Короче говоря, наш прокурор поехал во время сбора винограда в Аркейль и стал просить мать этой девушки отпустить ее к нему в услужение. У него-де в настоящее время нет служанки, а без служанки он не может обойтись, он-де будет с ней хорошо обращаться и женится на ней, когда придет время. Старуха, отлично понимавшая, К чему он клонит речь, притворялась, однако, недолго. Бедность вынудила ее согласиться на это предложение, и она обещала послать к нему свою дочь в ближайшее воскресенье, что и сделала. Девушка, попав в город, была совсем ошеломлена, увидев в нем такое множество людей, ибо она не видала до этого времени ничего, кроме коров.

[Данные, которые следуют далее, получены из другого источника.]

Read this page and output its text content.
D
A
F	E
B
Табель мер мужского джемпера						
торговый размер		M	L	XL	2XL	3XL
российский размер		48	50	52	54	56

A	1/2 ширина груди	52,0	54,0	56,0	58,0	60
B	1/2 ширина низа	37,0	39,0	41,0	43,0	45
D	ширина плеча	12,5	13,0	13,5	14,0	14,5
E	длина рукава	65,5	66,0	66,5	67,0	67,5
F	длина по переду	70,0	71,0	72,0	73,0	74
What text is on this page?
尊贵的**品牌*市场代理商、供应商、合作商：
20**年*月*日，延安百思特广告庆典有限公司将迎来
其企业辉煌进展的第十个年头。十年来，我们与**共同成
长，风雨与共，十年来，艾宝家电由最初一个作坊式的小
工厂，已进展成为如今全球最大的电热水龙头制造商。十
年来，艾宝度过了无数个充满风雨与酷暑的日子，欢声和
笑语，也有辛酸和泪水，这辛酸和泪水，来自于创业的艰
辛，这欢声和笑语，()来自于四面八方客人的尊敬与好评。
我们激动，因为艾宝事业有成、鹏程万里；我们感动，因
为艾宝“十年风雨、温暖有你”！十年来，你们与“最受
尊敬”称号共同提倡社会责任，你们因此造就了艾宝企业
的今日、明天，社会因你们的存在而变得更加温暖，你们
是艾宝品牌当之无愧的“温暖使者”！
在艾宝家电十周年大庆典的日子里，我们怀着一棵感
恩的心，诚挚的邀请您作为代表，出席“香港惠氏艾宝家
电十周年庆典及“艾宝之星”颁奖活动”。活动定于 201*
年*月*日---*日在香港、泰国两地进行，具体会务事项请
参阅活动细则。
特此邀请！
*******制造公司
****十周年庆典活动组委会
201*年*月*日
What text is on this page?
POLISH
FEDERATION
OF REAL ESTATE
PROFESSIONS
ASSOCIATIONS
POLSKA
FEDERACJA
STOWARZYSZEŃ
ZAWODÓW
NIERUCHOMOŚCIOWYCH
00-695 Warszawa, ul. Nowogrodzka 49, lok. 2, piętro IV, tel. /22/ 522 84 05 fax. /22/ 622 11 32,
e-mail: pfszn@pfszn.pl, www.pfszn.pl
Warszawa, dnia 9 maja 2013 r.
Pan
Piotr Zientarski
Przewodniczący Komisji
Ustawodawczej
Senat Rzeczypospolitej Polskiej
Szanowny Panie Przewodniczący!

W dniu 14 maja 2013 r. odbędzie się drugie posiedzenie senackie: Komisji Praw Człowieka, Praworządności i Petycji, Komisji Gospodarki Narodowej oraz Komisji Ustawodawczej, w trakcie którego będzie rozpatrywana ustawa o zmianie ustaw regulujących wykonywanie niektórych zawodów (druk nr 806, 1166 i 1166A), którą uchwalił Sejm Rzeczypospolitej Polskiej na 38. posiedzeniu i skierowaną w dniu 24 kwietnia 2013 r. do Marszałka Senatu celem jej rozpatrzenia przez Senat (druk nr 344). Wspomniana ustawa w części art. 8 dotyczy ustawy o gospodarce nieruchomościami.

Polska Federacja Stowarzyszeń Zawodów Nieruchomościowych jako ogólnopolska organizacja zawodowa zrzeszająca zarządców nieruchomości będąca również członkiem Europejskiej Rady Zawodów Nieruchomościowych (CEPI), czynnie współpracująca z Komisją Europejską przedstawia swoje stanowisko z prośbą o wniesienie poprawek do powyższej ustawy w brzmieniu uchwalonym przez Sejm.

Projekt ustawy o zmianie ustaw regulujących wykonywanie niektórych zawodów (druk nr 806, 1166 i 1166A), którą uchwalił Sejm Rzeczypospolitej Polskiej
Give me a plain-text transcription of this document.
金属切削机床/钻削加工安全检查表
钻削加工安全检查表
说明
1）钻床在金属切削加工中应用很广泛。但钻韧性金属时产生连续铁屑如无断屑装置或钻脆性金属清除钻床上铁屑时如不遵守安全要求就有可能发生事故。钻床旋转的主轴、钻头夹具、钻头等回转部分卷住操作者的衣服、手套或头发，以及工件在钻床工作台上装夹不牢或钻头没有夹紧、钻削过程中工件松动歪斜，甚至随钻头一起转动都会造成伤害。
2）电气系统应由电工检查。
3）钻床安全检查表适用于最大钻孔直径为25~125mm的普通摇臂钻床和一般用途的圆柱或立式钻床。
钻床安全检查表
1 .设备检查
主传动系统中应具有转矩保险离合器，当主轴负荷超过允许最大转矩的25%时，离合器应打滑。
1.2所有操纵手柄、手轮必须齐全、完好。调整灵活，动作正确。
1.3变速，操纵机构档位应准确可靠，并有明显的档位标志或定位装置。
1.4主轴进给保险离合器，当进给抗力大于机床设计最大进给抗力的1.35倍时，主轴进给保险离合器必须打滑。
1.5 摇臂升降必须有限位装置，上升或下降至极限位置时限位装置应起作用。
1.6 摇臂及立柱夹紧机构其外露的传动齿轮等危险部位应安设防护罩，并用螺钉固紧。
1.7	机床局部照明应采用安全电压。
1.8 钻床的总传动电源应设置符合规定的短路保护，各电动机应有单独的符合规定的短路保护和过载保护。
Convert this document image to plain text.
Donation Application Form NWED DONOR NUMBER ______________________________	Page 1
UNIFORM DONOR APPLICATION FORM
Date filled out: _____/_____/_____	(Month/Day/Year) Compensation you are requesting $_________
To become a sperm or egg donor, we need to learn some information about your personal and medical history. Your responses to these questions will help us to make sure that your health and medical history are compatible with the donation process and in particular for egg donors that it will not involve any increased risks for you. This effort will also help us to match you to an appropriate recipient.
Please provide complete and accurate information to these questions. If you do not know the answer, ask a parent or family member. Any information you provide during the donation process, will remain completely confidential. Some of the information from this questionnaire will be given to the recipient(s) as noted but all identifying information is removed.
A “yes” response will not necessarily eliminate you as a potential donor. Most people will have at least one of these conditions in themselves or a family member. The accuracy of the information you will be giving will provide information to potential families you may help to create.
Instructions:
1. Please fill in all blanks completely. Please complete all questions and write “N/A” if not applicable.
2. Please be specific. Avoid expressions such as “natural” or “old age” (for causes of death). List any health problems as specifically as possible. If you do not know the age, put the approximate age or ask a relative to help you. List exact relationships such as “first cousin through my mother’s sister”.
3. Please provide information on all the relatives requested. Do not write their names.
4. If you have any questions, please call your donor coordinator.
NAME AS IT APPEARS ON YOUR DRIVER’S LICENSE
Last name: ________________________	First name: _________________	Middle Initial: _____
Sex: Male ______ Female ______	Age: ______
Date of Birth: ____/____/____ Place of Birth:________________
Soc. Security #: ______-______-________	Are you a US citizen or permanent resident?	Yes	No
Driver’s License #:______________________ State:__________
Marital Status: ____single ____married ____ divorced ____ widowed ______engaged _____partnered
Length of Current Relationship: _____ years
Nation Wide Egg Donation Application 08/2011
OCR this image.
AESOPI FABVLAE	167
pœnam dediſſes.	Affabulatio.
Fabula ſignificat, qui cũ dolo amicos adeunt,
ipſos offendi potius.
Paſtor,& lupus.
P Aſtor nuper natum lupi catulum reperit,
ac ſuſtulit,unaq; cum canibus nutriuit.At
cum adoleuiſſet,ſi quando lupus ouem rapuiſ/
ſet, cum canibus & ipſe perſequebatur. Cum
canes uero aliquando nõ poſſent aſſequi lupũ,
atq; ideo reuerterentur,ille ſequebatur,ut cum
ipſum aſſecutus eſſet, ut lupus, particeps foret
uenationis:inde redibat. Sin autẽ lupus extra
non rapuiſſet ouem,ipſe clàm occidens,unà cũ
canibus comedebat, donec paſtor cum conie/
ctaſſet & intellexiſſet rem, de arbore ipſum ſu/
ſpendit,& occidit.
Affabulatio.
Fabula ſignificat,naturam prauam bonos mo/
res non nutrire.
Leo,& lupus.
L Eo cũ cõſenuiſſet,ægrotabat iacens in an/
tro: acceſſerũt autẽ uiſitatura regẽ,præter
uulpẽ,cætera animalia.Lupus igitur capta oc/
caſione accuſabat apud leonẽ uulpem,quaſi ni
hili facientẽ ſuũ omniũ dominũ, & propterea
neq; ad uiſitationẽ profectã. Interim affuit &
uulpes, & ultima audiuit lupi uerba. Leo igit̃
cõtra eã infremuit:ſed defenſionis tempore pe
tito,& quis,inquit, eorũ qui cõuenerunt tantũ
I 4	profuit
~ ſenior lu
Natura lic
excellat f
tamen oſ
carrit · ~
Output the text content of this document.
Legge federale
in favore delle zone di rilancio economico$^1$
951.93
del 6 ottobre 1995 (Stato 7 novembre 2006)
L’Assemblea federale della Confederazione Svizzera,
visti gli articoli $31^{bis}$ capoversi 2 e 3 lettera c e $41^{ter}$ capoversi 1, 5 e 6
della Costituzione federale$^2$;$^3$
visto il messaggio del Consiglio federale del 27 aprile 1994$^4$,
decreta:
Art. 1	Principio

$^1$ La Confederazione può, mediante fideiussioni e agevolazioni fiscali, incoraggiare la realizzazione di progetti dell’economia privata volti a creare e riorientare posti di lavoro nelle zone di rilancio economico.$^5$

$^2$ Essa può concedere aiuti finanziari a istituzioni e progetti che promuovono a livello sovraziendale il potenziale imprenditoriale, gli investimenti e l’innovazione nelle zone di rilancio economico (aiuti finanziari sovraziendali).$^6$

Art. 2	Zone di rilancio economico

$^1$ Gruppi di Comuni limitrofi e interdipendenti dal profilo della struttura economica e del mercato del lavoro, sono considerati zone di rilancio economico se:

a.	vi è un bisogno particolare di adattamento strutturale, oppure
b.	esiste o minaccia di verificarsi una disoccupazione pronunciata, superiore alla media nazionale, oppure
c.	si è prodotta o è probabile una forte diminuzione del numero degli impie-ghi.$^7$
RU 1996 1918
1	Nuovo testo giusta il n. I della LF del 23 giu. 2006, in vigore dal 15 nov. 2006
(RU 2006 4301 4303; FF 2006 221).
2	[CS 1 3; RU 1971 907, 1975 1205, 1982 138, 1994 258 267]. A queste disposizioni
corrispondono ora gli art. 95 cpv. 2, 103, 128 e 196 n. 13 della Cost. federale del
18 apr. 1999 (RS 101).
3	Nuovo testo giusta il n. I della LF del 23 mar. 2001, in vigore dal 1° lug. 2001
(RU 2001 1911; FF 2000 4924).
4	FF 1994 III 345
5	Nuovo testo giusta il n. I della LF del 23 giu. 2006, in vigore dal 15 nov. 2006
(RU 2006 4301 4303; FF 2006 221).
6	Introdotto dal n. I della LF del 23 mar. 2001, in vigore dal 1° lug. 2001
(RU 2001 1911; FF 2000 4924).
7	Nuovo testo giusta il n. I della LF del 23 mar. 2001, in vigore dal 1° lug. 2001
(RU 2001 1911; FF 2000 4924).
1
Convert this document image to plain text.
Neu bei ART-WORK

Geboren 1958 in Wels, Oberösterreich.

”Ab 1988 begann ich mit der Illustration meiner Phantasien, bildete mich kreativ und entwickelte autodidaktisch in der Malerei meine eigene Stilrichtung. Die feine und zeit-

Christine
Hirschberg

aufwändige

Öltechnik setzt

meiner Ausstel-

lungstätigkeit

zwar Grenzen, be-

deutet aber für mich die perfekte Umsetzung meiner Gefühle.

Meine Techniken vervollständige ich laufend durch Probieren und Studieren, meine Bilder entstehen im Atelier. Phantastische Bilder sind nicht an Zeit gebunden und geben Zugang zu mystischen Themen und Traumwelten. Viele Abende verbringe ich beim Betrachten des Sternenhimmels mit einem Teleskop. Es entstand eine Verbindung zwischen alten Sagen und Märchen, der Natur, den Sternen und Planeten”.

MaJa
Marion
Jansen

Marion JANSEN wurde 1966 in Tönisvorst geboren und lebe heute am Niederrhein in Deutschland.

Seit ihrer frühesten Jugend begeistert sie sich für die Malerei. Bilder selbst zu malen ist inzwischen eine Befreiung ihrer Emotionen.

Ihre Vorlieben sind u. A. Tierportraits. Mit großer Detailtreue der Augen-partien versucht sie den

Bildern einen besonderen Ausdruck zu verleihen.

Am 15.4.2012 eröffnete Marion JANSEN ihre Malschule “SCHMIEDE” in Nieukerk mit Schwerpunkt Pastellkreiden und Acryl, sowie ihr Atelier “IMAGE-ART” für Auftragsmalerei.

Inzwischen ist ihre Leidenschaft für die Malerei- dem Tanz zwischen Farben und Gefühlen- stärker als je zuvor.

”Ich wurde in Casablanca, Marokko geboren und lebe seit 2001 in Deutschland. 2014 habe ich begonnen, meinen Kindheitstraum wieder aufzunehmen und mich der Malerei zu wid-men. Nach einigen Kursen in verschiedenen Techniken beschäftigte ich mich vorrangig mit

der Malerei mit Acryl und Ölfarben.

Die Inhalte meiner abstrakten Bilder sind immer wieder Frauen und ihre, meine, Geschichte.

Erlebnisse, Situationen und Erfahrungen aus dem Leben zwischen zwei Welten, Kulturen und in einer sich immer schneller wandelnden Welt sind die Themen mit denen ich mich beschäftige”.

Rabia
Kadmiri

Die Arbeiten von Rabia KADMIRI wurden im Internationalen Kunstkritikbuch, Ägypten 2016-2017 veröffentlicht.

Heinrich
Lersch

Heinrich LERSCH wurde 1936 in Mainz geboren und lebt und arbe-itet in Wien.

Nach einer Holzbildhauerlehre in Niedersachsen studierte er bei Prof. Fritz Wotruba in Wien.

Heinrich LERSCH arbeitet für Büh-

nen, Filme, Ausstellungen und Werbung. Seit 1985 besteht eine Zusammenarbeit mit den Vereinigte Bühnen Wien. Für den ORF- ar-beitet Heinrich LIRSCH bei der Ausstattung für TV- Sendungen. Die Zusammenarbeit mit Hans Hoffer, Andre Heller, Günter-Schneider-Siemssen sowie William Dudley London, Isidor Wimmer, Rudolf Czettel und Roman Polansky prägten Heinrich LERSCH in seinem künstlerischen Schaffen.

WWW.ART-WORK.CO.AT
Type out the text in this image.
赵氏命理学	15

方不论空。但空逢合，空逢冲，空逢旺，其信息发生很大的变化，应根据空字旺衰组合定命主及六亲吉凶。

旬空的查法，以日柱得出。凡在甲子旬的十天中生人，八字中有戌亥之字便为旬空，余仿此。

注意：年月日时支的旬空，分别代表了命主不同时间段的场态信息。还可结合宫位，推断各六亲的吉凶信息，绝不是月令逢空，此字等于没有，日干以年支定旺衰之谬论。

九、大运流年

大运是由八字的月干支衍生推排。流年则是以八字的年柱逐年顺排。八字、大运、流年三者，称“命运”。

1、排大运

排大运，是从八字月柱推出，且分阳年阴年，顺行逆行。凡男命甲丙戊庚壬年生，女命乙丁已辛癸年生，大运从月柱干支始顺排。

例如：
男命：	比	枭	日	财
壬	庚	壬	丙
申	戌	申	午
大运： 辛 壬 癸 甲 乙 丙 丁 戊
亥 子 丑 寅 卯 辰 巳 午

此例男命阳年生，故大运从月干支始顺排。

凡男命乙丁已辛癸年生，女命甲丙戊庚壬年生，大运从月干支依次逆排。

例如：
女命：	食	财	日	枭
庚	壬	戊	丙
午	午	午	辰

Чтобы дать ей немного осмотреться, прокурор сначала ни о чем с ней не говорил и продолжал по-прежнему ходить на поиски приключений. Кроме того, чтобы она исполняла предстоящие ей обязанности старательнее, он заказал для нее кое-какие наряды. Но в доме у него жил один писец, который поступил совсем иначе. Через два или три дня, когда прокурор ушел к кому-то на обед, он, увидев эту девушку, завел с ней разговор. Он стал ее расспрашивать, откуда она приехала и где ей больше нравится – в деревне или в городе.
– Милая моя, – сказал он, – не бойтесь ничего, вы не найдете лучшего места, чем здесь. На вас не будет лежать больших забот. Хозяин – человек добрый, и вам у него будет хорошо. А он еще не говорил вам, для чего он вас ваял к себе? – спросил писец.
– Нет, – ответила девушка. – Мать наказывала мне только слушаться его, помнить все, что мне скажут, и ничего не терять.
– Милая моя! – сказал писец. – Ваша мать дала вам хороший совет. Но она знала, что писец объяснит вам все ваши обязанности, и поэтому больше ничего не говорила. Милая моя, когда какая-нибудь молодая девушка поступает в городе в прислуги к прокурору, она должна предоставить себя в полное распоряжение его писца, а писец должен знакомить ее с городскими обычаями и с привычками ее хозяина, чтобы она умела ему угождать. В противном случае бедные девушки ничему не научаются, а хозяева начинают с ними дурно обращаться и наконец отсылают их обратно в деревню.